OpenAI’s Sam Altman Seeks Trillions To Overhaul Chip Industry – Report

Sam Altman. Image credit: OpenAI

Sam Altman reportedly seeking between $5 and $7 trillion to overhaul semiconductor industry to remove AI chip limitations

OpenAI and its CEO Sam Altman is reportedly seeking a major overhaul of the semiconductor industry that could cost trillions of dollars.

The Wall Street Journal (WSJ) reported last week that the OpenAI head has been pursuing investors including the United Arab Emirates (UAE) government for a project possibly requiring as much as $7 trillion.

This project reportedly requires such a huge investment in order to reshape the global semiconductor industry, to overcome current limitations with AI chips.

AI artificial intelligence

Trillions of dollars

According to the WSJ, Sam Altman is seeking to raise funds for the wildly ambitious tech initiative that would boost the world’s chip-building capacity, expand its ability to power AI, among other things, and cost several trillion dollars, according to people familiar with the matter.

The project could require raising as much as $5 trillion to $7 trillion, one of the people told the WSJ.
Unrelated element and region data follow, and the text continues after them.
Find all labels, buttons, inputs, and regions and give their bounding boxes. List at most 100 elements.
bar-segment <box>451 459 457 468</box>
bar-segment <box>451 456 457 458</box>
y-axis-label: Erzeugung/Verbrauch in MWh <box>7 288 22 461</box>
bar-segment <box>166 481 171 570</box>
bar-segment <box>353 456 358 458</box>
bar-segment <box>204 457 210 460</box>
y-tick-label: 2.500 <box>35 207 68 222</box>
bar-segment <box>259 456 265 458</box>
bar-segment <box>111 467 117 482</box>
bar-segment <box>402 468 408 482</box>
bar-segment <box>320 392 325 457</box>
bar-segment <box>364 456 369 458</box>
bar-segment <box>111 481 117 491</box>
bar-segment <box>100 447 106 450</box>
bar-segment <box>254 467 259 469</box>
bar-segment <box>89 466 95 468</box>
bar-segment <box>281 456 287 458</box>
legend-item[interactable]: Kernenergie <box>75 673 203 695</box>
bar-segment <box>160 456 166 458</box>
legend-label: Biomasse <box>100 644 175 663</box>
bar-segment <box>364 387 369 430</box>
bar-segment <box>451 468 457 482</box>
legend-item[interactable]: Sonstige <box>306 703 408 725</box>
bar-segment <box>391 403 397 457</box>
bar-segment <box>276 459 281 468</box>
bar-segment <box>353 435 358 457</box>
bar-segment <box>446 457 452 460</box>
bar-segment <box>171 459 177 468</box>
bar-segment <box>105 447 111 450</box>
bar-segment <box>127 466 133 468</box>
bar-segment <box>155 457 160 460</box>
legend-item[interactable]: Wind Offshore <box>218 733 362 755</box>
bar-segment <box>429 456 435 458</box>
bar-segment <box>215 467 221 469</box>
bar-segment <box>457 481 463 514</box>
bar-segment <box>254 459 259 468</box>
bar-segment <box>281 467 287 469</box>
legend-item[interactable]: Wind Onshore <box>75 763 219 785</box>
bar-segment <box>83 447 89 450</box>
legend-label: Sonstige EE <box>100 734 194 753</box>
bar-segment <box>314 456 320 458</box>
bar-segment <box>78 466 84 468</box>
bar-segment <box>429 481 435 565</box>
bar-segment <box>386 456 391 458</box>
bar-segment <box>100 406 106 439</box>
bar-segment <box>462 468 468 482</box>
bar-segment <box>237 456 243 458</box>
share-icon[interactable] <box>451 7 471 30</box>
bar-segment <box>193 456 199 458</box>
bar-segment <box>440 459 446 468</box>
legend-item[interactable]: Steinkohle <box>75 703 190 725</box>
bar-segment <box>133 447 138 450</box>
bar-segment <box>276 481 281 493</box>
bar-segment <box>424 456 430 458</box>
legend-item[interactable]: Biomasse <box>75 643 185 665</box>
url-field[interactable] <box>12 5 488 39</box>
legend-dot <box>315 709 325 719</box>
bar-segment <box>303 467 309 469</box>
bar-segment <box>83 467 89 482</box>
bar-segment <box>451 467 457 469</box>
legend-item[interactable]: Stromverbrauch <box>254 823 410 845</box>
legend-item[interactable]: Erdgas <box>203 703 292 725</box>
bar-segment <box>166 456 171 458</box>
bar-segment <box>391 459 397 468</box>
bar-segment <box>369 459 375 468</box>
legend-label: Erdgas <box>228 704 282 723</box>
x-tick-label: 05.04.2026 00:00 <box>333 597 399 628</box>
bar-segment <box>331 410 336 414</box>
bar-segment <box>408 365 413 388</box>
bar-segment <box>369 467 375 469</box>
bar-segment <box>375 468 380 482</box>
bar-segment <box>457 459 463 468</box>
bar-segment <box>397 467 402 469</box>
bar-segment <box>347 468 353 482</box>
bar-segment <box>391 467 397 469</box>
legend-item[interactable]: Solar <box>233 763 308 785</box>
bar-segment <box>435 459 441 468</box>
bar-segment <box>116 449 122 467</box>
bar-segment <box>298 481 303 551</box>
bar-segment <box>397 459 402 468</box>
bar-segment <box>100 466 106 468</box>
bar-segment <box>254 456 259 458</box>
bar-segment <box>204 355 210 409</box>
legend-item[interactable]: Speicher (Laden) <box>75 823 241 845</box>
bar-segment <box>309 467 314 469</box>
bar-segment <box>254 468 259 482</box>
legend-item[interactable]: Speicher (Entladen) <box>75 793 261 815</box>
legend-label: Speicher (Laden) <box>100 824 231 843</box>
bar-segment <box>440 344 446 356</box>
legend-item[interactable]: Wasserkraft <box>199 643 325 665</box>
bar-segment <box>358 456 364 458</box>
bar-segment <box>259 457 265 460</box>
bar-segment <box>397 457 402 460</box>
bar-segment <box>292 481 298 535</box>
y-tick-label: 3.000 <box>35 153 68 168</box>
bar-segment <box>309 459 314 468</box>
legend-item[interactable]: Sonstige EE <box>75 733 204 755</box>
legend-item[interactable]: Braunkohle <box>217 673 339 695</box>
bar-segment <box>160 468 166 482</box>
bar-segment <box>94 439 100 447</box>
The fundraising plans, which face significant obstacles, are aimed at solving constraints to OpenAI’s growth, including the scarcity of expensive AI chips needed to train large language models behind AI systems such as ChatGPT.

According to the WSJ, Altman has often complained that there isn’t enough of these kinds of graphics-processing units (GPUs) to power OpenAI’s quest for artificial general intelligence, which it defines as systems that are broadly smarter than humans.

High costs

Nvidia of course currently controls about 80 percent of that AI chip market, with a current market cap of about $1.72 trillion.

Last week it was reported that Nvidia is to build bespoke semiconductors and chips for certain customers, as its customers including OpenAI, Microsoft, Alphabet and Meta Platforms, race to snap up the dwindling supply of Nvidia chips.

Nvidia’s H100 and A100 chips serve as a generalised, all-purpose AI processor for many of those major customers, and while Nvidia does not disclose H100 prices, each chip can reportedly sell from $16,000 to $100,000 depending on the volume purchased and other factors.

Meta for example has reportedly said it plans to bring its total stock to 350,000 H100s chips this year, demonstrating the hefty financial investment required to compete in this sector.

The level of investment that Sam Altman is seeking, as much as $7 trillion, would dwarf the current size of the global semiconductor industry, the WSJ noted.

Global sales of chips were $527 billion last year and are expected to rise to $1 trillion annually by 2030, it reported.

Sam Altman

Sam Altman has been the public face of OpenAI since 2019, until his shocking (and brief) ousting as CEO by the non-profit board of directors in November last year.

Image credit: Sam Altman/X
Image credit: Sam Altman/X

The board had said that Altman “was not consistently candid in his communications with the board”.

Altman was quickly reinstated after significant pressure from OpenAI investor Microsoft and the threat of mass resignations within OpenAI’s 770 staff.

In the weeks before his shock ousting, multiple reports had stated that Sam Altman had been seeking to raise billions from some of the world’s biggest investors for an AI chip venture.

Altman was also reportedly been looking to raise funds for an AI-focused hardware device he has been developing with former Apple designer Jony Ive.

Middle East

Last month however it was reported that Sam Altman had been courting investors in the Middle East and elsewhere to set up a network of fabrication plants for advanced AI chips.

Bloomberg and other news outlets had reported that the talks with Abu Dhabi-based AI investment group G42 and others were motivated by Altman’s belief that it is necessary to act now to ensure a sufficient supply of AI processing chips through the end of the decade.

In 2018, Altman personally invested in an AI chip startup called Rain Neuromorphics, based near OpenAI’s San Francisco headquarters, and in 2019, OpenAI signed a letter of intent to spend $51 million on Rain’s chips.